Under the cover of darkness they approached the fortifications, and planting their scaling ladders against our walls just as light was approaching, they climbed up to the tops of our walls and jumped down within, many of them to immediate death.

As fast as the front ranks were slain, they were filled up again by fresh troops.

The Mexicans numbered several thousands while there were only one hundred and eighty-two Texans.

The struggle lasted more than two hours when my husband rushed into the church where I was with my child, and exclaimed: "Great God, Sue, the Mexicans are inside our walls! All is lost! If they spare you, save my child."

Then, with a parting kiss, he drew his sword and plunged into the strife, then raging in different portions of the fortifications.

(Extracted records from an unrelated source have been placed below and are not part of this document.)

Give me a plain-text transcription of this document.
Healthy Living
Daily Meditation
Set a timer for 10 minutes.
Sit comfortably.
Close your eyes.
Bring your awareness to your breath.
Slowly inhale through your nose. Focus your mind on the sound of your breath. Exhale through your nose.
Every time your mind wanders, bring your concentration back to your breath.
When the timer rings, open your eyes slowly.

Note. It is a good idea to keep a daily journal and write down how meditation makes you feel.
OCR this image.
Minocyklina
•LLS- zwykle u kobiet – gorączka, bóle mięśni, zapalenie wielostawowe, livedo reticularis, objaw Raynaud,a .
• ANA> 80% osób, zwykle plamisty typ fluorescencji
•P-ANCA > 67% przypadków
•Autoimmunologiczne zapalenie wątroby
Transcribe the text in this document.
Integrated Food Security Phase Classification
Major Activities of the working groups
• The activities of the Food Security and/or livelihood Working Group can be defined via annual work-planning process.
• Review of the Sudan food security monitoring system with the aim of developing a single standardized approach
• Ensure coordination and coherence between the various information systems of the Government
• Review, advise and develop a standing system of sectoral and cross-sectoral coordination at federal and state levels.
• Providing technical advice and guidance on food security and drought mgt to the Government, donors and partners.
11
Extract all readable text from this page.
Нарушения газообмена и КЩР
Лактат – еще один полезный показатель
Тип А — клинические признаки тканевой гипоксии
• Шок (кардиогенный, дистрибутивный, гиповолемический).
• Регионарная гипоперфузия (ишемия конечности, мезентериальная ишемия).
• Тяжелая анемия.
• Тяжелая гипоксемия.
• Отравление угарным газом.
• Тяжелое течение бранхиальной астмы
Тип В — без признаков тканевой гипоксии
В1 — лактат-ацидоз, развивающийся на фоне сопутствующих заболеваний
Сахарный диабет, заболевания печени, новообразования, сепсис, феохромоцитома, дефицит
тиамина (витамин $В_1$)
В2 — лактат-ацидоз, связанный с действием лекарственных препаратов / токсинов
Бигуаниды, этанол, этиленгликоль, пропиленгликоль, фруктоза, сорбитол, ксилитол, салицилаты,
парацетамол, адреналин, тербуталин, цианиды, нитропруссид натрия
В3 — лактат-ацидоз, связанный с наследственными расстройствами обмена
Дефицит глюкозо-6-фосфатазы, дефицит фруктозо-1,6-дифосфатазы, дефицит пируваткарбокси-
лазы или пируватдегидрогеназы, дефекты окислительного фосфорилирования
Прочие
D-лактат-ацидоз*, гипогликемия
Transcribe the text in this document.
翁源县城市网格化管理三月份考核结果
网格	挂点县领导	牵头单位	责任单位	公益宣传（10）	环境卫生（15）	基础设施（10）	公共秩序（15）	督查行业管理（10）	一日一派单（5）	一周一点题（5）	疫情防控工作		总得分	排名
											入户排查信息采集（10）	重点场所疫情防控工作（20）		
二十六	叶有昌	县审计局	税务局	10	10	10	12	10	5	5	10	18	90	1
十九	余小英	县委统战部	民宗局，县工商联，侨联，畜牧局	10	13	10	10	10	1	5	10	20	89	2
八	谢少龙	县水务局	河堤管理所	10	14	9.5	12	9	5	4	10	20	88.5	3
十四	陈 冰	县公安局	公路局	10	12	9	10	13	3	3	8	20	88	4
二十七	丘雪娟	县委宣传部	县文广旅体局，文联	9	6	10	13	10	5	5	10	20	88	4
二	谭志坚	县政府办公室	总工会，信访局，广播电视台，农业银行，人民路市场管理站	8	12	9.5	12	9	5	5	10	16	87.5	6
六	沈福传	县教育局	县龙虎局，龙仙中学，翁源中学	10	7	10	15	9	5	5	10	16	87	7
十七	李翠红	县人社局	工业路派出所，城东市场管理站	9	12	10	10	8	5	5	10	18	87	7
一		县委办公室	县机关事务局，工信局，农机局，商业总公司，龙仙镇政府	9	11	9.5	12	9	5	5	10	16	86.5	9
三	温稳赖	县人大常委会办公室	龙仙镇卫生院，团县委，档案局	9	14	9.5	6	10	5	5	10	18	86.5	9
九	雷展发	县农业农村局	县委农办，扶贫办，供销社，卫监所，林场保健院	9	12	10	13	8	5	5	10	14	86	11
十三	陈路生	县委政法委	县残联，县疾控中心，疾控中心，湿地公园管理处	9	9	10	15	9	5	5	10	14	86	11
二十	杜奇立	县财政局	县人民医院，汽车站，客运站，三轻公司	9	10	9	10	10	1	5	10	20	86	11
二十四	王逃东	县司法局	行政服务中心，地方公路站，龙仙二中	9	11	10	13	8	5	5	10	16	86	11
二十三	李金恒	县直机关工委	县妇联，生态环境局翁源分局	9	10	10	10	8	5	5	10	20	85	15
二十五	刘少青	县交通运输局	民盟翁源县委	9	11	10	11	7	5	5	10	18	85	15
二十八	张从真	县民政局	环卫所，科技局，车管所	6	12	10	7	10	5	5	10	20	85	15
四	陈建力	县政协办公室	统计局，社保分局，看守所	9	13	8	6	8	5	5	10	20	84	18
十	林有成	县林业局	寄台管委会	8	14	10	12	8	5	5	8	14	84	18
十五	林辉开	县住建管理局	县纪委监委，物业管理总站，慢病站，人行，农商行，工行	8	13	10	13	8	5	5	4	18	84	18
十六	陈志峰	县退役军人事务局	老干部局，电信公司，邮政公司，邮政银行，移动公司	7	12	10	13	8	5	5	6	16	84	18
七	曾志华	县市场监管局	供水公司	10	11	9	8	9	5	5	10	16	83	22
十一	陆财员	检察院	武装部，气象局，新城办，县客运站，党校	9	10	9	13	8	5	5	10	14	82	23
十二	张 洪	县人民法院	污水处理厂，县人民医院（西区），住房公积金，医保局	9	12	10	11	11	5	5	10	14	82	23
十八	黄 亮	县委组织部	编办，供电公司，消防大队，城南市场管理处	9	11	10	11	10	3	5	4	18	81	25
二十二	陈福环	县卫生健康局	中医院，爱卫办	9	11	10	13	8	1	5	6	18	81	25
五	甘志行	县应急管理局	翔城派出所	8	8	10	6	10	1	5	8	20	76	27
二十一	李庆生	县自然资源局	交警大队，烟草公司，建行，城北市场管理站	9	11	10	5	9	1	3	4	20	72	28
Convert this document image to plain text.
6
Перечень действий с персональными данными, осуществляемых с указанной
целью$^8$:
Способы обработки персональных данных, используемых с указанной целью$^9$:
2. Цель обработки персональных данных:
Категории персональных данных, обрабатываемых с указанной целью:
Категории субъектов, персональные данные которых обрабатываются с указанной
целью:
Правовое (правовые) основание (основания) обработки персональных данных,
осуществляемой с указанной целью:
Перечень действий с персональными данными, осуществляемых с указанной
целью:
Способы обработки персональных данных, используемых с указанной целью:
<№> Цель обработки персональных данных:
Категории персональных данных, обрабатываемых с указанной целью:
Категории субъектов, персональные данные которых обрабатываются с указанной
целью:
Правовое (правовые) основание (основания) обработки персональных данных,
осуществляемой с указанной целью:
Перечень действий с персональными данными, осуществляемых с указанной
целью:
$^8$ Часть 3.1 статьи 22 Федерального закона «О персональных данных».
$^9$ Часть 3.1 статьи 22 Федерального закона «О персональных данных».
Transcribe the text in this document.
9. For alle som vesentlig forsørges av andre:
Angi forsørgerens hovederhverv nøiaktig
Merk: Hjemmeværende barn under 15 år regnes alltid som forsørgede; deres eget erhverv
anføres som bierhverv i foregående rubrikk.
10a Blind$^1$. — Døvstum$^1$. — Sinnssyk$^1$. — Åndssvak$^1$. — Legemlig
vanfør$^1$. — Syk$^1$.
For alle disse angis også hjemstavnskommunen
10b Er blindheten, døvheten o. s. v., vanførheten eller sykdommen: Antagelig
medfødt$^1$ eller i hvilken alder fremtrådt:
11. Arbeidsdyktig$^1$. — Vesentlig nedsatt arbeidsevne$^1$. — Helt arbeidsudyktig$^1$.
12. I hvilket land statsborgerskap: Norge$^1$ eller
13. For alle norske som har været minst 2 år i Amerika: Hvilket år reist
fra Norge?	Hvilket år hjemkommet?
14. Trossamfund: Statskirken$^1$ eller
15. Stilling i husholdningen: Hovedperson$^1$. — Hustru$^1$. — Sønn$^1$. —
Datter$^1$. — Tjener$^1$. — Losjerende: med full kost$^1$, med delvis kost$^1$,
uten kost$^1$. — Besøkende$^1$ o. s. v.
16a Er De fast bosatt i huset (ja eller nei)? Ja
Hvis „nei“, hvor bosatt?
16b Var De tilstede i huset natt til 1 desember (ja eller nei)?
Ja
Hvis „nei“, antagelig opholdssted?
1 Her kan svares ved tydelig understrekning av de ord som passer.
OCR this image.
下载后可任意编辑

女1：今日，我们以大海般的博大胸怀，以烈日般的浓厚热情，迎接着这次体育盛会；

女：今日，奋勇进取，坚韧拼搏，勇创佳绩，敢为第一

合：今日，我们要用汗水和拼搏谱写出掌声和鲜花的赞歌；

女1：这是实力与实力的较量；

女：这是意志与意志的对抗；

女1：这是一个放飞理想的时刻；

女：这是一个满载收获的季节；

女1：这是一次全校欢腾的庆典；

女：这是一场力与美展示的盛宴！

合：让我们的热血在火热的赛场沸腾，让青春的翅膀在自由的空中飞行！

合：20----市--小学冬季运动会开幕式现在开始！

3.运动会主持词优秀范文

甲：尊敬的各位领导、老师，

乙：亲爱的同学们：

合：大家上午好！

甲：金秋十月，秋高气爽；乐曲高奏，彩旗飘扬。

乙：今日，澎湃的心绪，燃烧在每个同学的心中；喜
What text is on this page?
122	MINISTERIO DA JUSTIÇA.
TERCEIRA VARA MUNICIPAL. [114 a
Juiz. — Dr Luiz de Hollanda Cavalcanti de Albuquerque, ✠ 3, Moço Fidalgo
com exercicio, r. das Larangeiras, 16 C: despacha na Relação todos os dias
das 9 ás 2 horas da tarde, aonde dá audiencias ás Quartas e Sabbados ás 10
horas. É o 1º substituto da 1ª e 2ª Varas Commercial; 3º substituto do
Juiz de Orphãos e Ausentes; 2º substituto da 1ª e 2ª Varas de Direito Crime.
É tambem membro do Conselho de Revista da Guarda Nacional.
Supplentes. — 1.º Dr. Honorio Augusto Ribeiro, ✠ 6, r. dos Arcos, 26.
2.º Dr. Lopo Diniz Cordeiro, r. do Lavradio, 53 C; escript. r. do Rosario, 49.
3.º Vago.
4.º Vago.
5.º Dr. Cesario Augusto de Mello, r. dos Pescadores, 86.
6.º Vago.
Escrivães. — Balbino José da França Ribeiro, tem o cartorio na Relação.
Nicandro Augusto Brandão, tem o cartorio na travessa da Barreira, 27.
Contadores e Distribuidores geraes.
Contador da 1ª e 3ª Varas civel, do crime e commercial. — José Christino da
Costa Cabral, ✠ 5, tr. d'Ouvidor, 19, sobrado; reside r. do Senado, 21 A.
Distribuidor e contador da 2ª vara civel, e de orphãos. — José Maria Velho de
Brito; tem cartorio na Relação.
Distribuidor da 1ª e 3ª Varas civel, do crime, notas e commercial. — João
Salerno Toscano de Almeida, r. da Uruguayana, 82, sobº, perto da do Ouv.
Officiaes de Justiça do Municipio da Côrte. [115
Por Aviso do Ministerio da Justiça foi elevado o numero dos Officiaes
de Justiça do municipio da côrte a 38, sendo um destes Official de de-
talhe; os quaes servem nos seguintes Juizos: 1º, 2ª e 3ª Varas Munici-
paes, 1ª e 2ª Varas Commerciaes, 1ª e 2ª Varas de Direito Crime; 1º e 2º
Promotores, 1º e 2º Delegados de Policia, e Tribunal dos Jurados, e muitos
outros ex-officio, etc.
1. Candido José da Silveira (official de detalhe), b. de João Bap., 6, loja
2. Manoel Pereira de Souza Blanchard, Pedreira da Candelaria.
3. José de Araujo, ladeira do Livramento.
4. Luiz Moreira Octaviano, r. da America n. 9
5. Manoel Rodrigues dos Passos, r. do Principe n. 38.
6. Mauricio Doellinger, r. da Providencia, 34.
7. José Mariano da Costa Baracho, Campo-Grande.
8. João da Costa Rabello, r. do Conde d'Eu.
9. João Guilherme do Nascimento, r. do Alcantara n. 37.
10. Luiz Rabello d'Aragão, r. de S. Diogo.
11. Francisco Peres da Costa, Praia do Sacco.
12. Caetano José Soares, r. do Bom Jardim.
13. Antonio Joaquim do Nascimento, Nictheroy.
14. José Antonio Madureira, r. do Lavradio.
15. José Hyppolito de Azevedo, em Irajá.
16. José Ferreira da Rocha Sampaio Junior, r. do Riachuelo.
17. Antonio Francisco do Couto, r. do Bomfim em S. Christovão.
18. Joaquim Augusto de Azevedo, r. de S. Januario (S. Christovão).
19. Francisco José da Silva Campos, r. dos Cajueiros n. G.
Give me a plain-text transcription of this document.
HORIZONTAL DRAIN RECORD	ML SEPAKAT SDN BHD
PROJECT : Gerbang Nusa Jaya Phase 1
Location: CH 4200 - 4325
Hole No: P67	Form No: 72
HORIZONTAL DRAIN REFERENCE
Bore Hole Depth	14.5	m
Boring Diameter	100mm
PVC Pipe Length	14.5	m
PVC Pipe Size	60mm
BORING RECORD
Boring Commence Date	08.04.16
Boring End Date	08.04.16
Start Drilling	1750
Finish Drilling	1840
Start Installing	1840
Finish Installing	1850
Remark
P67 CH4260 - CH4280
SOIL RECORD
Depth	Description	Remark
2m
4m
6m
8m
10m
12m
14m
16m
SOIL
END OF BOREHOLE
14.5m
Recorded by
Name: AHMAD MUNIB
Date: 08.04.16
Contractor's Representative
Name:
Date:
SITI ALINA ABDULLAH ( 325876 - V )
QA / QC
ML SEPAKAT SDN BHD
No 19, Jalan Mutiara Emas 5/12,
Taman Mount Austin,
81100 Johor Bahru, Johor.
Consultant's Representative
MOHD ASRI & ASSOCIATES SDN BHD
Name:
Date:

Soon after he left me, three unarmed gunners who abandoned their then useless guns came into the church where I was, and were shot down by my side. One of them was from Nacogdoches and named Walker. He spoke to me several times during the siege about his wife and four children with anxious tenderness. I saw four Mexicans toss him up in the air (as you would a bundle of fodder) with their bayonets, and then shoot him. At this moment a Mexican officer came into the room, and, addressing me in English, asked: "Are you Mrs. Dickinson?" I answered "Yes." Then said he, "If you wish to save your life, follow me." I followed him, and although shot at and wounded, was spared.

As we passed through the enclosed ground in front of the church, I saw heaps of dead and dying. The Texans on an average killed between eight and nine Mexicans each - 182 Texans and 1,600 Mexicans were killed.

I recognized Col. Crockett lying dead and mutilated between the church and the two story barrack building, and even remember seeing his peculiar cap lying by his side.

Col. Bowie was sick in bed and not expected to live, but as the victorious Mexicans entered his room, he killed two of them with his pistols before they pierced him through with their sabres.

Cols. Travis and Bonham were killed while working the cannon, the body of the former lay on top of the church. In the evening the Mexicans brought wood from the neighboring forest and burned the bodies of all the Texans, but their own dead they buried in the city cemetery across the San Pedro.